Moctezuma AndesDe espaldas sobre la cama, María Luisa empezó una vez más la cuenta de las tablas de techo, mientras un cuerpo torpe y pesado trataba de ubicarse entre sus piernas.

“Una, dos, tres, cuatro…” Generalmente los primeros empellones del hombre coincidían con las primeras cuatro tablas, justo conde un nudo de la madera semejaba un ojo curioso que atisbaba todo a su alrededor. Un ojo. ¿La estaría viendo desde algún lado Leticia en ese momento? El recuerdo de la niña le hizo perder la dureza de sentimientos que le exigía el momento, pero se repuso rápidamente mientras la torpeza  de aquél  cuerpo, exacerbada por el alcohol no conseguía hacerle mella.
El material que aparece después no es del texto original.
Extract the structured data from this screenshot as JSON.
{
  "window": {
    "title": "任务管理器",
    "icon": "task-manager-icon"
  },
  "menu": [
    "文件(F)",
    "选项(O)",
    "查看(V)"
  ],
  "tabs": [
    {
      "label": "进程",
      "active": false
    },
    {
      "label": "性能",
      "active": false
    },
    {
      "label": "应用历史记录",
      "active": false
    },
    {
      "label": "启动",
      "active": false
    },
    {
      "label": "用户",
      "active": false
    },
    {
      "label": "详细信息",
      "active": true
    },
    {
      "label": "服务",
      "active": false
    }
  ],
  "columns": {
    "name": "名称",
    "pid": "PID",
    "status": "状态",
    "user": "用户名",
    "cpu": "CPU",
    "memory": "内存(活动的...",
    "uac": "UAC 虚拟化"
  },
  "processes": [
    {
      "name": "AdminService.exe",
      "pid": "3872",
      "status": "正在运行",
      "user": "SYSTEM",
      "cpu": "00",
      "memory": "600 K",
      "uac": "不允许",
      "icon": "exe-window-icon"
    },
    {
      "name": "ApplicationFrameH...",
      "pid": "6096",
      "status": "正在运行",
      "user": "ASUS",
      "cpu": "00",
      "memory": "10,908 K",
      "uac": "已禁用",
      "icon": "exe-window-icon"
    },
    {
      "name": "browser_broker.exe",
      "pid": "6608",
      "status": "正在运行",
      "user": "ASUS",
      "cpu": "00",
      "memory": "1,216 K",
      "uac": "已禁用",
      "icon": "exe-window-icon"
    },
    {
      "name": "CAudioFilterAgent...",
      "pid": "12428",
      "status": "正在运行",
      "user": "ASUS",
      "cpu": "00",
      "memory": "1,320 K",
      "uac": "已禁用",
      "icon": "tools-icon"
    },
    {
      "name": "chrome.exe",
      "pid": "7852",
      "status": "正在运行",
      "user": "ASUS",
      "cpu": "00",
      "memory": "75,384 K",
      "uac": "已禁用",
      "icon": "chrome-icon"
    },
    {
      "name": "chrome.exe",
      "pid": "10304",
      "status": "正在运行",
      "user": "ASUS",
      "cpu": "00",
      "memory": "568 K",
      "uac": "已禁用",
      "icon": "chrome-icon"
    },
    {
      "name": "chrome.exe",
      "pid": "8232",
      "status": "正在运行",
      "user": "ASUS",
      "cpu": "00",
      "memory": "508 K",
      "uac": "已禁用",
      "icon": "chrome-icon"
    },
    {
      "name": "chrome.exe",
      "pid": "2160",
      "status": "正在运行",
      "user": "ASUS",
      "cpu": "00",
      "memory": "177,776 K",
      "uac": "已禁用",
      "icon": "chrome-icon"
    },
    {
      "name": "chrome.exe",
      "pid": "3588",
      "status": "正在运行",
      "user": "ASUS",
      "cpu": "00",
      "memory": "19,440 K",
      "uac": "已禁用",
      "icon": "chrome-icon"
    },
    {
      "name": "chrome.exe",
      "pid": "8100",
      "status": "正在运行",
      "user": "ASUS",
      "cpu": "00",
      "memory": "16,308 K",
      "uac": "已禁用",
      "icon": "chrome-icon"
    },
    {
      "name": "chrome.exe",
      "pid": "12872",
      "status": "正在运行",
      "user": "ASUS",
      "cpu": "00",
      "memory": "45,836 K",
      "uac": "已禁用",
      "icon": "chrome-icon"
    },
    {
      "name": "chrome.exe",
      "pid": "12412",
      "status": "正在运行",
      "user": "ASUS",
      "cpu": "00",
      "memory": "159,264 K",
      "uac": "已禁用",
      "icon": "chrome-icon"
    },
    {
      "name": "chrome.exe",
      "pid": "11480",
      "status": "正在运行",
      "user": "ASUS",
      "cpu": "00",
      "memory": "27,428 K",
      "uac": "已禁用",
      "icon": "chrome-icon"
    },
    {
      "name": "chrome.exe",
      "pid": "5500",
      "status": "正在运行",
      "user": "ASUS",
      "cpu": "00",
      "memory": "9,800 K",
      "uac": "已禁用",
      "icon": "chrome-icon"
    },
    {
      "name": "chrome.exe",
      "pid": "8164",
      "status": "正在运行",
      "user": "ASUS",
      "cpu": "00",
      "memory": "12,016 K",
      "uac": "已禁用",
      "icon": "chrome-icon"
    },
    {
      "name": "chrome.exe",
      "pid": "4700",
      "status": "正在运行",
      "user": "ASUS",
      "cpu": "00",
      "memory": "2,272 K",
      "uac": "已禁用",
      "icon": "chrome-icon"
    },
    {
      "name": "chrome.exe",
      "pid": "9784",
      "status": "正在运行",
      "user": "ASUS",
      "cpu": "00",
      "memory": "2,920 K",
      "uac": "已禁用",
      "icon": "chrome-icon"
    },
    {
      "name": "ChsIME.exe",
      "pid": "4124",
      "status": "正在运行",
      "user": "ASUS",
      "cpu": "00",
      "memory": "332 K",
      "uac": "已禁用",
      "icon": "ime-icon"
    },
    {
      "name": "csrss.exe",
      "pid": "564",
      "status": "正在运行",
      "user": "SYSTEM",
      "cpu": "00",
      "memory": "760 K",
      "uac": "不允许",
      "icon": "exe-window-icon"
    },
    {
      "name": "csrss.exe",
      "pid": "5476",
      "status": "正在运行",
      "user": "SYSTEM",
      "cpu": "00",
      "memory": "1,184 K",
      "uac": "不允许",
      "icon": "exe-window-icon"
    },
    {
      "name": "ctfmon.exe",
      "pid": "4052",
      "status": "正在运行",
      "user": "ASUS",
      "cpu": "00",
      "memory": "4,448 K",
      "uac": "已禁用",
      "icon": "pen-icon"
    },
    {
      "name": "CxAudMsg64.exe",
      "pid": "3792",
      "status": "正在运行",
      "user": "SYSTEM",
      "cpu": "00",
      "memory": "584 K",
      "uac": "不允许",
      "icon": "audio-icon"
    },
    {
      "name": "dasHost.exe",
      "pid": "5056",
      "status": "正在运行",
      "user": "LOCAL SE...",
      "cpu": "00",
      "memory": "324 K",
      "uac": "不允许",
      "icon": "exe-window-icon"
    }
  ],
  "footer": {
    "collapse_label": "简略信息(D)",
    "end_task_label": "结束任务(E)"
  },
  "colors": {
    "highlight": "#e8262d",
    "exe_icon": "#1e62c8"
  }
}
Tan sólo un sobajeo inmundo que trataba y trataba de penetrarla, de quebrarla allí, justo en medio de su intimidad.

 “Seis, siete, ocho, nueve…” A casi un tercio de la anchura del cuarto necesitaba concentrarse más pues le había pasado que, antes de llegar a percibir el rostro de la niña, ella solía oír el murmullo de su voz. “¿Qué haces madre? ¿Por qué lo haces?… No es necesario mamacita…Yo estoy bien. Ya nada me duele, mírame, estoy sanita,  como antes. Sólo que te extraño tanto…”

María Luisa apretó los dientes con fuerza e imprimió un cierto movimiento a sus caderas para excitar más aún al hombre que bufaba de calentura y cansancio.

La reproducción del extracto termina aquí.